Beyond personal benefits, participation also helps the entire rare disease community. Every patient who joins a trial contributes to scientific knowledge, helping researchers better understand the condition and paving the way for future breakthroughs.
Of course, enrolling in a trial can come with challenges, such as finding a suitable study, traveling to a trial site, or meeting eligibility requirements. But with the right resources and support, these barriers can be overcome – and the potential benefits make the effort worthwhile.
In many ways, rare disease patients benefit most from clinical trials because these studies offer something priceless: a chance at treatment where none existed before, and a sense of empowerment in the face of uncertainty.
If you or a loved one is living with a rare disease, consider exploring clinical trial options as part of your care plan. Talk to your doctor about what might be available, and use trusted platforms to discover studies that fit your condition. Remember, every advancement in rare disease treatment has been made possible by patients who volunteered for research – your participation could be the key to the next breakthrough.
FAQs
Are clinical trials safe for patients?
Yes. Patient safety is the top priority in any clinical trial. Before a study begins, it must be reviewed and approved by an ethics board to ensure risks are minimized. During the trial, participants are closely monitored by medical professionals. While no trial is completely risk-free, you’ll be fully informed of potential risks and can withdraw at any time.
Do I have to pay to join a clinical trial, or will I be compensated?
You don’t have to pay to join a legitimate trial. The study drug and required medical tests are provided at no cost. Many trials also cover travel, lodging, or meals, and some offer small stipends to thank participants. The goal is to make sure you’re not financially burdened while volunteering.

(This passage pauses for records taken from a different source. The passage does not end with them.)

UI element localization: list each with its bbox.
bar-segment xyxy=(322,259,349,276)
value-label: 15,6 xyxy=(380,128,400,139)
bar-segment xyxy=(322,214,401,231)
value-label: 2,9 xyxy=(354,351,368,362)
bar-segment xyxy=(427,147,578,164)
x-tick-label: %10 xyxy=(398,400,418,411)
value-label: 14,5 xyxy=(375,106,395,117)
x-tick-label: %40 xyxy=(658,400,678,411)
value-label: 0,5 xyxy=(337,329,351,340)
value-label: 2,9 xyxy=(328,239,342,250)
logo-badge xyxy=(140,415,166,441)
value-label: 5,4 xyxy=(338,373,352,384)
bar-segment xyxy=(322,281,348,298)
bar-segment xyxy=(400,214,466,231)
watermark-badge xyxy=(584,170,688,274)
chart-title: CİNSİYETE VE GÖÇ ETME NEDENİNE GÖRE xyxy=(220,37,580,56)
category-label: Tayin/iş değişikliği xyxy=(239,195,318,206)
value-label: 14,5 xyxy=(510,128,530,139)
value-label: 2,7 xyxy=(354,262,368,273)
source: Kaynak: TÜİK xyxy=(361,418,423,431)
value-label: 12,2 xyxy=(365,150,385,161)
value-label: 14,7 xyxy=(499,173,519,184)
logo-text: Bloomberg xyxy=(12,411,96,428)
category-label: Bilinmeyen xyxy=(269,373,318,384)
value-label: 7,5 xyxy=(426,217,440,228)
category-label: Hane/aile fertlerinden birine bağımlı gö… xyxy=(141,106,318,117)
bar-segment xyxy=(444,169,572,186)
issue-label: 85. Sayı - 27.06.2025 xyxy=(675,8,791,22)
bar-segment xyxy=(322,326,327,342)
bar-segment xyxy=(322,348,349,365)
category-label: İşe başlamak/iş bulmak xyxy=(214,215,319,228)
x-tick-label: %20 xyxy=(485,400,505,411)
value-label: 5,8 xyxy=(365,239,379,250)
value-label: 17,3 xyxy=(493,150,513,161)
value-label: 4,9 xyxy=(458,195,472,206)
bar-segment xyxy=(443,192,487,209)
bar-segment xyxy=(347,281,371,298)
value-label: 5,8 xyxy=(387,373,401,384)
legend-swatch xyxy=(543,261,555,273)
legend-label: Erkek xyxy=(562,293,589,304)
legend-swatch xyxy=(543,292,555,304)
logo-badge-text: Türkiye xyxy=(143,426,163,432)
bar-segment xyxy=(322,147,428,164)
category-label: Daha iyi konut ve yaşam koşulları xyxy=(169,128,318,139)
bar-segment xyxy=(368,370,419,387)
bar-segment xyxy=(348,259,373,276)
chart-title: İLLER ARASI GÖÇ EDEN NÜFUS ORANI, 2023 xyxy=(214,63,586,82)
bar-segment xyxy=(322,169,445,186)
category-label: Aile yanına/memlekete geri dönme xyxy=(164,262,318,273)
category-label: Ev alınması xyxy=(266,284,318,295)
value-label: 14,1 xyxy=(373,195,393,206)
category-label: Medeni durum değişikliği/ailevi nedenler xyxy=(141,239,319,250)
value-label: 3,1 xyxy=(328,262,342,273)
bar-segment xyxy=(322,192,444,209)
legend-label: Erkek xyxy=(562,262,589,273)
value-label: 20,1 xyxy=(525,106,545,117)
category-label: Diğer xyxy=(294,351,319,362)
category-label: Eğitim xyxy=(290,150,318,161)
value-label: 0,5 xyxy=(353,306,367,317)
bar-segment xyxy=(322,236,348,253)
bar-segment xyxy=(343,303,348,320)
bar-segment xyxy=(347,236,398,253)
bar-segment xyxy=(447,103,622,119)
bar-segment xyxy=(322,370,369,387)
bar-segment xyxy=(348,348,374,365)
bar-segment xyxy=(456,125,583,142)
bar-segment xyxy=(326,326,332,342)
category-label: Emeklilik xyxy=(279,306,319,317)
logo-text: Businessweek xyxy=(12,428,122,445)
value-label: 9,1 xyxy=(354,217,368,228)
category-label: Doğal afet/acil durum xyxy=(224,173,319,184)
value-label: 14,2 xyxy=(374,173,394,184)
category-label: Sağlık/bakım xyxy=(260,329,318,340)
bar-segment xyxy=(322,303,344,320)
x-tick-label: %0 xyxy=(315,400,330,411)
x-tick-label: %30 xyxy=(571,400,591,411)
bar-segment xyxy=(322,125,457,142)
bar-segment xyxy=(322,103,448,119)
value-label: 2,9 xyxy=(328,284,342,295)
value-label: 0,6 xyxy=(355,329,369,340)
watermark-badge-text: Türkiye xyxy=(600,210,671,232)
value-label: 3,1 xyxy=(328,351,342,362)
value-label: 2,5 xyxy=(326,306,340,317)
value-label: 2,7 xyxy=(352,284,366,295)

What if I can’t find a trial for my rare disease, or I’m not eligible?
If no trial is open or you don’t meet the criteria, talk to your doctor about alternatives. Sometimes patients can access investigational treatments through “expanded access” or compassionate use programs. You can also join patient registries or advocacy groups, which often share news of upcoming studies. And remember, new trials launch regularly, so opportunities may open in the future.
Will I get the actual study drug, or a placebo?
It depends on the trial design. Some studies are placebo-controlled, meaning not every participant receives the investigational drug. However, in serious rare diseases, researchers often avoid long-term placebo use. Trials may use designs where all participants eventually receive the treatment, or offer extensions after the study ends. Regardless, you’ll always be monitored closely, and your care needs will be met throughout the trial.